Please at least try to read posts before asking follow-up questions. Perhaps consider context. Like, it being linked, and the poster never claiming it was their own photo. Fairly basic language patterns like “If it were”, perhaps suggesting that the image in question isn’t what a person actually sees.
I know, thinking before posting and all that. A big ask.
I mean to be fair the light pollution do make it easier to identify major, bright stars because most the background clutter is gone, but I’ve only seen a sky full of stars a couple of times in my life, and each time it was scary. But I remember looking at Jupiter with some small telescope back when the shoemaker levy comet was hitting Jupiter. They had set up a small one in front of the space center Houston lobby, but you could see Jupiter and their major moons, but not much more. My parents then took me over to brazos bend state park (it’s not far from sugar land) where a bunch of amateur astronomers had bigger telescopes set up and we could see a lot more (still not enough to see the comet).
I don’t know anywhere in Taiwan where there’s no light pollution.
In about 4 billion years, Andromeda will take up more and more room in the night sky, up until it crashes into, perhaps merging, perhaps passing through, the Milky Way, ~4.5 billion years from now.
If Life decides to maintain presence on Earth at that point, it will witness everything: the slow start, the climactic mingling between super massive black holes, and the return to a boring existence in the otherwise wide open universe. All this, just before being subsumed by the red-giant Sun in 5 billion years
Best star views I’ve ever seen were atop the different cross-island highways in Taiwan: better than anything on different overnight camping excursions in North America or New Zealand.
Still regret not having a star chart along with me in New Zealand (and this was before smartphones). I had no idea what I was looking at.
OK, fair enough, to be reasonable there are places in Taiwan where it’s easy to observe the night sky. I recall being up a mountain where we saw shooting stars pretty much every minute.
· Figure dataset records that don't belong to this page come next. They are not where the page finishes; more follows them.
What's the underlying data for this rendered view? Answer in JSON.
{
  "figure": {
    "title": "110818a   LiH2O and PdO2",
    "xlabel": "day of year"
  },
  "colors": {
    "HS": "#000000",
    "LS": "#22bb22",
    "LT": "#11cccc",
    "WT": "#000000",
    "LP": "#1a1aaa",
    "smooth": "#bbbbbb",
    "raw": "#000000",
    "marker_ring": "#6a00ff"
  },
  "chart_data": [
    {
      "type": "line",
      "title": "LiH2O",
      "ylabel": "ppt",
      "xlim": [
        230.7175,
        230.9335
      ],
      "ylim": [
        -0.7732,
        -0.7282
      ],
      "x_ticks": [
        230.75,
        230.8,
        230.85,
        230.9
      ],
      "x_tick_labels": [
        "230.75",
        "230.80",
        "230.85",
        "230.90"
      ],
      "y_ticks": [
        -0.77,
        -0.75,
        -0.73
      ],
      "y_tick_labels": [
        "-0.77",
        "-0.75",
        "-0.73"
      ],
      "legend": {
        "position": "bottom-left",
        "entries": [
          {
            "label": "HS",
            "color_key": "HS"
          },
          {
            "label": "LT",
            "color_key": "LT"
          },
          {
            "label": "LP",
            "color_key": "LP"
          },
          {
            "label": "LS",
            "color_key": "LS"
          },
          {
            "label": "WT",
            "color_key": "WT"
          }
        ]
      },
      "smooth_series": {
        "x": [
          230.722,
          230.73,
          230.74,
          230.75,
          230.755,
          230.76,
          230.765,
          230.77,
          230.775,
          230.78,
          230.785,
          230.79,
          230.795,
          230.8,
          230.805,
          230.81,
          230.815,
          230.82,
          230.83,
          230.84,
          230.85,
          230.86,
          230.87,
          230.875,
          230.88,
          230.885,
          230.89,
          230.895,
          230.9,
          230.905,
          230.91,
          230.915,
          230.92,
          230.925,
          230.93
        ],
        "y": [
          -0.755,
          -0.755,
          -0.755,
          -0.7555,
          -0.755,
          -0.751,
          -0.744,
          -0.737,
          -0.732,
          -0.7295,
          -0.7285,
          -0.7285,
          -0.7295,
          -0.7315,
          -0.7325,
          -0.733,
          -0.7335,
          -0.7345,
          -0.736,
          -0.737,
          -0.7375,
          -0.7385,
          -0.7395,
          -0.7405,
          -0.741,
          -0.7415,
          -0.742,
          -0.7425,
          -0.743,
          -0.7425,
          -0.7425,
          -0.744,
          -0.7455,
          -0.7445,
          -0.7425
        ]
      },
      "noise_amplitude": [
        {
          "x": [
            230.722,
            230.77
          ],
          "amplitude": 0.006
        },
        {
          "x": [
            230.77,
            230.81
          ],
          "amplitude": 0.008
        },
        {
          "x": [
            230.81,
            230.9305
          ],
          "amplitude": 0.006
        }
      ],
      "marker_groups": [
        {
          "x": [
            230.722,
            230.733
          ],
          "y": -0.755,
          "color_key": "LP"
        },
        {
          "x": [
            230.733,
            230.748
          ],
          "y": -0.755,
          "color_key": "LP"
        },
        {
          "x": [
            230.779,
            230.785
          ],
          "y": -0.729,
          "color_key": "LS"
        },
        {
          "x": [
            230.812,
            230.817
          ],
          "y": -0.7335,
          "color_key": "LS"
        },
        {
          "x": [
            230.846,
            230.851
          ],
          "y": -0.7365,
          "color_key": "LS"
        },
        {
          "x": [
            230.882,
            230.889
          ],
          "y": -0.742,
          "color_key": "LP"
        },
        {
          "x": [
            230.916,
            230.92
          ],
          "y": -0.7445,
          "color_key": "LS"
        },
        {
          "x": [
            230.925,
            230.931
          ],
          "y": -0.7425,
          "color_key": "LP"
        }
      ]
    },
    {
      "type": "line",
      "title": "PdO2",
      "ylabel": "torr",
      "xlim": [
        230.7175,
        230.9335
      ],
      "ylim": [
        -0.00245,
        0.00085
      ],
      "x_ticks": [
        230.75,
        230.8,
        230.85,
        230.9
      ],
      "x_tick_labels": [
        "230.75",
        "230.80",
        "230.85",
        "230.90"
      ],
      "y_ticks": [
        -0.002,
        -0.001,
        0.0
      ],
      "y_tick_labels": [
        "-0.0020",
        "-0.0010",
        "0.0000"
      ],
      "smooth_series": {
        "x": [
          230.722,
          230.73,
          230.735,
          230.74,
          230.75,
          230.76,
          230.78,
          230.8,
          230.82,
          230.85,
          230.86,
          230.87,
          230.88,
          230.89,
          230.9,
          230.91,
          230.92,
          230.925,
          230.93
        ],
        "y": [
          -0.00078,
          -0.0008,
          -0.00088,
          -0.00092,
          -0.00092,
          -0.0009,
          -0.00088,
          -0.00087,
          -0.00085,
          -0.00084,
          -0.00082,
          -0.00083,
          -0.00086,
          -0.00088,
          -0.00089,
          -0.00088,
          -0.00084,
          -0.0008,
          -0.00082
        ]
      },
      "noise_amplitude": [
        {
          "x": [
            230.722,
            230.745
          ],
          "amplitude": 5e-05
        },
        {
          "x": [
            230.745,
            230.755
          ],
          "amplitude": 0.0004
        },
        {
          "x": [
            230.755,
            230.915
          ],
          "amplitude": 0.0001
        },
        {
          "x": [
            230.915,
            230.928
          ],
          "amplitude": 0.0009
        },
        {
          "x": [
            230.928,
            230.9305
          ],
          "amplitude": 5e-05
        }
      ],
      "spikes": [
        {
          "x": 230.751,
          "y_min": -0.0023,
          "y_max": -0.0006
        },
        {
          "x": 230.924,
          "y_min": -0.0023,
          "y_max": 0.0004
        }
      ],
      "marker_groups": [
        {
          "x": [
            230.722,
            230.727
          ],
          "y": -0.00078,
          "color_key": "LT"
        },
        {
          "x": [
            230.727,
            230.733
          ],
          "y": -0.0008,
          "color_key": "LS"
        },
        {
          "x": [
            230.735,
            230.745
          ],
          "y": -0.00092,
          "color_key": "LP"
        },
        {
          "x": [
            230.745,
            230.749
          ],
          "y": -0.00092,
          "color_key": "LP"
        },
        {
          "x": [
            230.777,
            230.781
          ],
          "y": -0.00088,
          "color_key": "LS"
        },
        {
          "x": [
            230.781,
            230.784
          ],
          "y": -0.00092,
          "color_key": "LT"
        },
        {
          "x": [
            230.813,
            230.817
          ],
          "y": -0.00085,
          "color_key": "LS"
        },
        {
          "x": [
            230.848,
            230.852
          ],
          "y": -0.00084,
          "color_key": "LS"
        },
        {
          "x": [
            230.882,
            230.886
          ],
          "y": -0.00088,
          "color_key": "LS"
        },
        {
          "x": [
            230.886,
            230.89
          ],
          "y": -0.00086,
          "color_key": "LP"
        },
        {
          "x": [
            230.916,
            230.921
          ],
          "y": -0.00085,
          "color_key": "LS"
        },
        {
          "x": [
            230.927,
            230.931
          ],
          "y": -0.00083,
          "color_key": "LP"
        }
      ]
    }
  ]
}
Oh, I wasn’t paying enough attention. I thought that was Saturn (and noticed it was remarkably bright, which should have been a clue). But right, Saturn descending that low is a few hours off yet.
Lovely crescent moon as well (now set). Looking ahead a couple of days: should see Venus, the Moon, and Saturn all pretty close together in early evening. Let’s hope the skies are equally clear then, although the forecast doesn’t look promising. (Still not bad - but not as good as the past week, which has been fantastic.)